Horizon employees didn't know about the takeover until a team of Commerce Department and FDIC workers arrived about 6 p.m.
Shortly before 7 p.m., two contractors showed up to cover up the green Horizon Bank sign in front of the company's headquarters with a white plastic tarp that said Stearns Bank. About 9 p.m. they began dismantling the Horizon sign with flat bars. The parking lot was packed with new rental vehicles driven by more than 50 FDIC staff members who could be seen inside the bank rifling through stacks of documents with cans of Coke nearby and chicken dinners on paper plates.
Nearby motorists slowed to gawk at the traffic in and out of the building.

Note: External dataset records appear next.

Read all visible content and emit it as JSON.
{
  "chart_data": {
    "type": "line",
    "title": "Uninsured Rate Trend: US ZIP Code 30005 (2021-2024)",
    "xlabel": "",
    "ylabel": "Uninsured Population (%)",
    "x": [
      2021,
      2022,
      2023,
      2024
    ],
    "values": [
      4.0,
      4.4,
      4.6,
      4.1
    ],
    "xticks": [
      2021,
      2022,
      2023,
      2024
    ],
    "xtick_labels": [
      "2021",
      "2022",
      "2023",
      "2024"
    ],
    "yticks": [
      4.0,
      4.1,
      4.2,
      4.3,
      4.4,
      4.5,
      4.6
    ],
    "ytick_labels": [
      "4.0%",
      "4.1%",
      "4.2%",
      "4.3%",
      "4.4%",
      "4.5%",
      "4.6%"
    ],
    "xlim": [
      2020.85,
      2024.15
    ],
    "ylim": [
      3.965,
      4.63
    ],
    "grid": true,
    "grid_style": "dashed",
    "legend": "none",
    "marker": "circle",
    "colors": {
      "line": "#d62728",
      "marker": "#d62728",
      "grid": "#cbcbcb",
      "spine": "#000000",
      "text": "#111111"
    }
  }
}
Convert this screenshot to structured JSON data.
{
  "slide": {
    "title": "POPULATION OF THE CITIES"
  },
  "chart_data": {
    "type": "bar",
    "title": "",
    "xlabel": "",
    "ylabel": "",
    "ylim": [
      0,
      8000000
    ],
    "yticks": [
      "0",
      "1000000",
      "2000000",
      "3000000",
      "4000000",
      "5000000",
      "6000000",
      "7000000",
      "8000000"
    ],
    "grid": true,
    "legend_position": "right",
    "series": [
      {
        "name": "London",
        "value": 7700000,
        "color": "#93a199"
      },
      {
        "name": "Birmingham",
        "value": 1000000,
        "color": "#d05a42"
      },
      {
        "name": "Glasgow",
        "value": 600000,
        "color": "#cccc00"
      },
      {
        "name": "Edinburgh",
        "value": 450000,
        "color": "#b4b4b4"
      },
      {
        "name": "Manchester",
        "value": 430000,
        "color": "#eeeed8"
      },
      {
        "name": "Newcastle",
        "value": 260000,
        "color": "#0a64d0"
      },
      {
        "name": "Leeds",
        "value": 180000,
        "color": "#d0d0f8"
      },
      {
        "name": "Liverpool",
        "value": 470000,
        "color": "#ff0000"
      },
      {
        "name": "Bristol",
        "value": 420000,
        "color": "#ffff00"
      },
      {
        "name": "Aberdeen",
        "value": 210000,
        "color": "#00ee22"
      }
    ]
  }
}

"It will be a late night for everybody," Skalicky said.
Horizon is owned by Leonard J. Ouradnik, 75, of Montgomery, a town near Faribault. He could not be reached for comment. Horizon's current acting president, Tom Palmer, also couldn't be contacted.
The FDIC has agreed to pick up most of the future potential losses on $65.1 million, or about 80 percent, of Horizon's $87.6 million in assets. That insulates Stearns Bank from the problems that caused Horizon to fail, said FDIC spokesman David Barr.
Stearns paid $520,500 for Horizon's deposits of $69.4 million and an undisclosed sum for the bank's assets. Stearns Bank has just over $1 billion in assets and eight branches.
Horizon's closure and sale will cost the FDIC $33.5 million.
Neither Barr nor the Department of Commerce would discuss Horizon's problems, but the bank had a significant concentration of loans backed by real estate. Nonperforming commercial real estate loans stood at $3.3 million at the end of the first quarter, equal to about 4 percent of its assets and three times its Tier 1 capital, according to an analysis by Foresight Analytics in Oakland, Calif. Tier 1 capital is a key measure of a bank's ability to absorb losses.